= Billie Brockwell =

American film actress (1875–1949)

Lillian "Billie" Brockwell (née Voltaire; February 1, 1875 – January 30, 1949) was an early 20th-century American actress and scriptwriter.

== Career ==
After performing as a chorus girl in vaudeville, Brockwell entered the film industry in 1913, aged 38, and was continually cast as either a wife or mother. She appeared mainly in one-reel films that took around a week to produce. Her work for Keystone included Hogan Out West (1915) and The Village Vampire (1916).

She returned to films in 1929 following the death of her daughter, actress Gladys Brockwell, in an automobile accident.

==Personal life==
Brockwell married H. R. Lindeman and had a daughter, Gladys Brockwell, who became an actress.

The Brockwells performed together in 1912 productions by a company sponsored by the San Joaquin Valley Theatrical Managers' Association. Gladys was the leading woman, and Lillian portrayed a dance-hall girl.

== Death ==
She died of arterosclerosis on January 30, 1949, in Westwood, Los Angeles, two days before her 74th birthday.

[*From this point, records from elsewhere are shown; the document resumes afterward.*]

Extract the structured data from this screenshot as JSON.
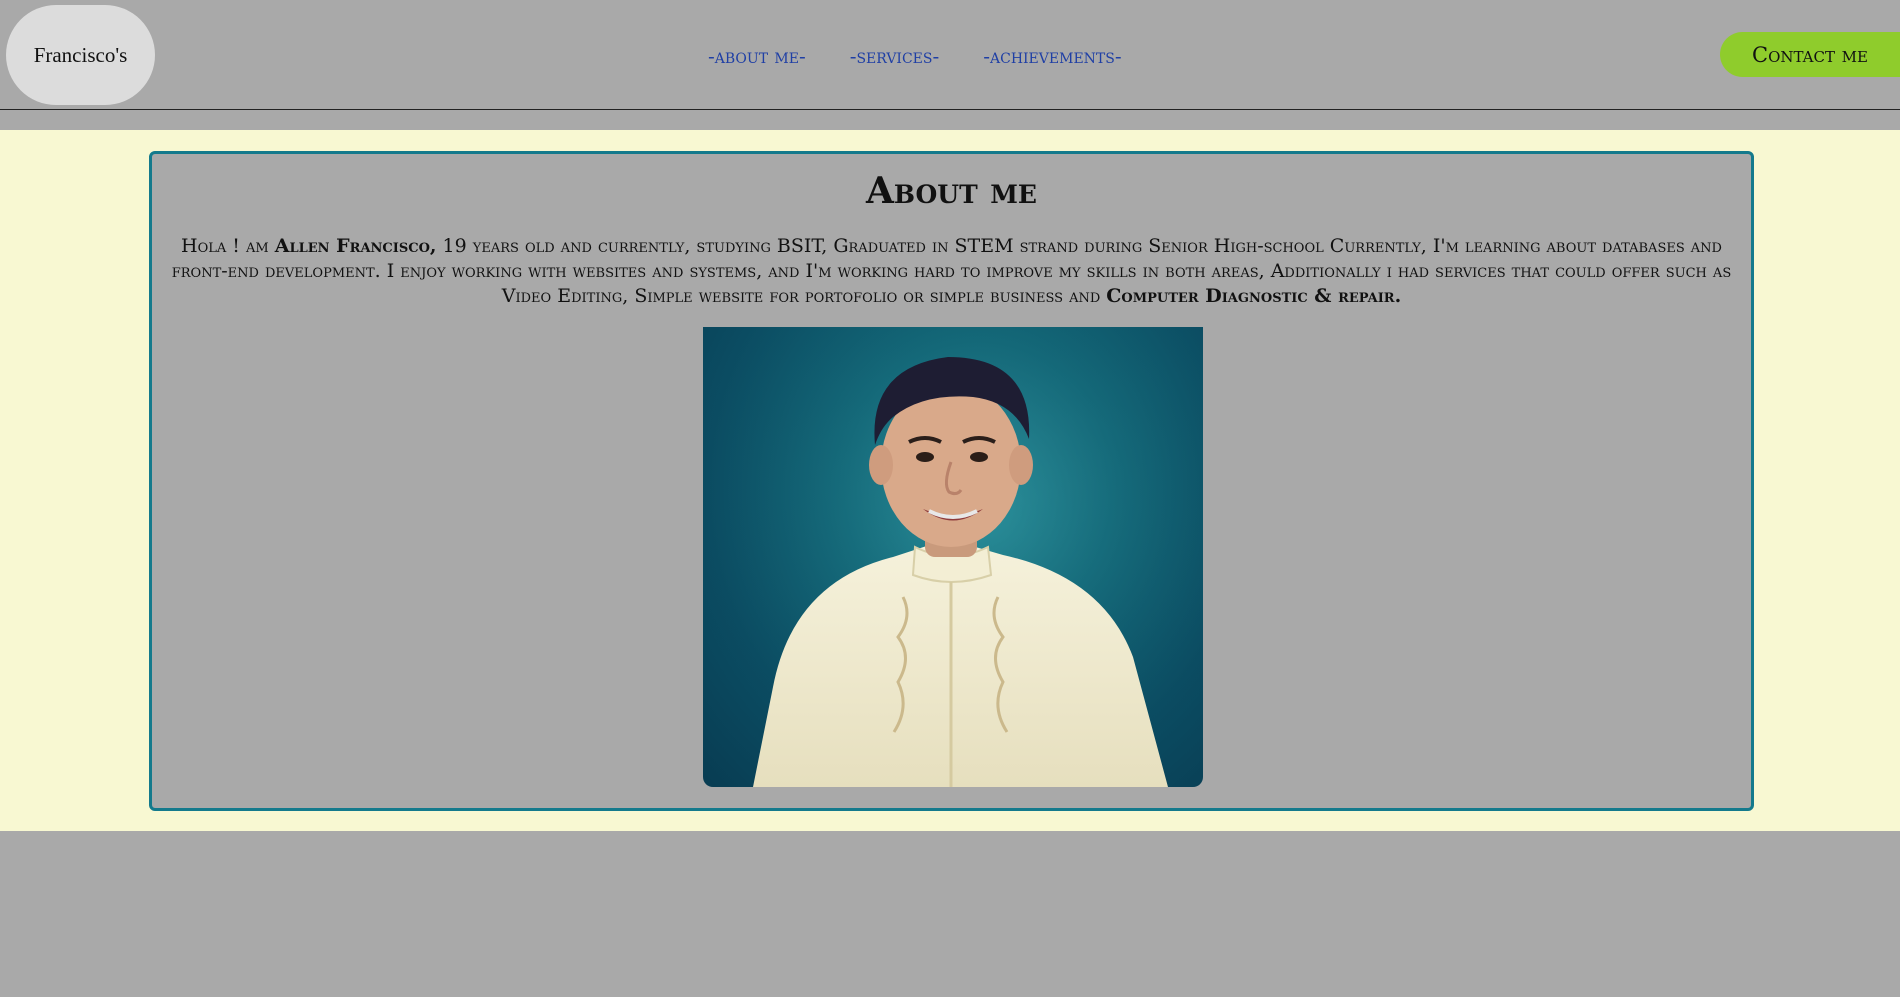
{
  "header": {
    "logo_text": "Francisco's",
    "nav": [
      {
        "label": "-about me-"
      },
      {
        "label": "-services-"
      },
      {
        "label": "-achievements-"
      }
    ],
    "contact_label": "Contact me"
  },
  "about": {
    "title": "About me",
    "bio_parts": {
      "p1": "Hola ! am ",
      "name": "Allen Francisco,",
      "p2": " 19 years old and currently, studying BSIT, Graduated in STEM strand during Senior High-school Currently, I'm learning about databases and front-end development. I enjoy working with websites and systems, and I'm working hard to improve my skills in both areas, Additionally i had services that could offer such as Video Editing, Simple website for portofolio or simple business and ",
      "repair": "Computer Diagnostic & repair."
    }
  },
  "colors": {
    "page_bg": "#a9a9a9",
    "band_bg": "#f8f8d2",
    "card_border": "#147a8c",
    "nav_link": "#1f3fa5",
    "contact_button": "#8fcc2c"
  }
}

She was cremated and her remains are in the columbarium at Inglewood Park Cemetery on the outskirts of Los Angeles.

==Film Roles==
- The Rattlesnake (1913) as Tony's mother (appearing as Lillian Brockwell)
- His Blind Power (1913) (appearing as Lillian Brockwell)
- Women and Roses (1914) as Wallace's mother (appearing as Lillian Brockwell)
- The Siren (1914) as Renee's mother (appearing as Lillian Brockwell)
- Den of Thieves (1914) as Lillian (appearing as Lillian Brockwell)
- The Plumber (1914) as Mrs Felix
- Ambrose's First Falsehood (1914) as a Floozie
- Droppington's Family Tree (1915) as Mrs Droppington
- Hogan's Wild Oates (1915) as Hogan's wife
- Only a Messenger Boy (1915) as the Mayor's wife
- When Ambrose Dared Walrus (1915) as Walrus's wife
- A Hash House Fraud (1915) as the buyer's wife
- These College Girls (1915) as the Headmistress
- Gussle's Wayward Path (1915) as a Minister
- The Village Vampire (1916) as the Adventuress
- The Rent Jumpers (1915) as the Landlord's wife
- His Luckless Love (1915) as the Wife
- Love in Armor (1915) as a Party Guest with Charley Chase
- Hogan Out West (1915) as Cactus Kate
- Hogan's Aristocratic Dream (1915) as the Queen
- Hogan's Romance Upset (1915) as the Love interest
- Hogan, the Porter (1915) as wife of a Guest Receiving a Trunk
- Hogan's Mussy Job (1915) as Wife in Apartment Below
- Fatty and Mabel at the San Diego Exposition (1915) as a street crown participant (uncredited)
- The Little Teacher (1915)
- Hash House Mashers (1915) as the mother actress
- Love Will Conquer (1916) as the Faded Vampire
- Linda (1929) as Mrs Stillwater, Linda's mother

==Scriptwriter==

She wrote under the name of Lillian V. Brockwell.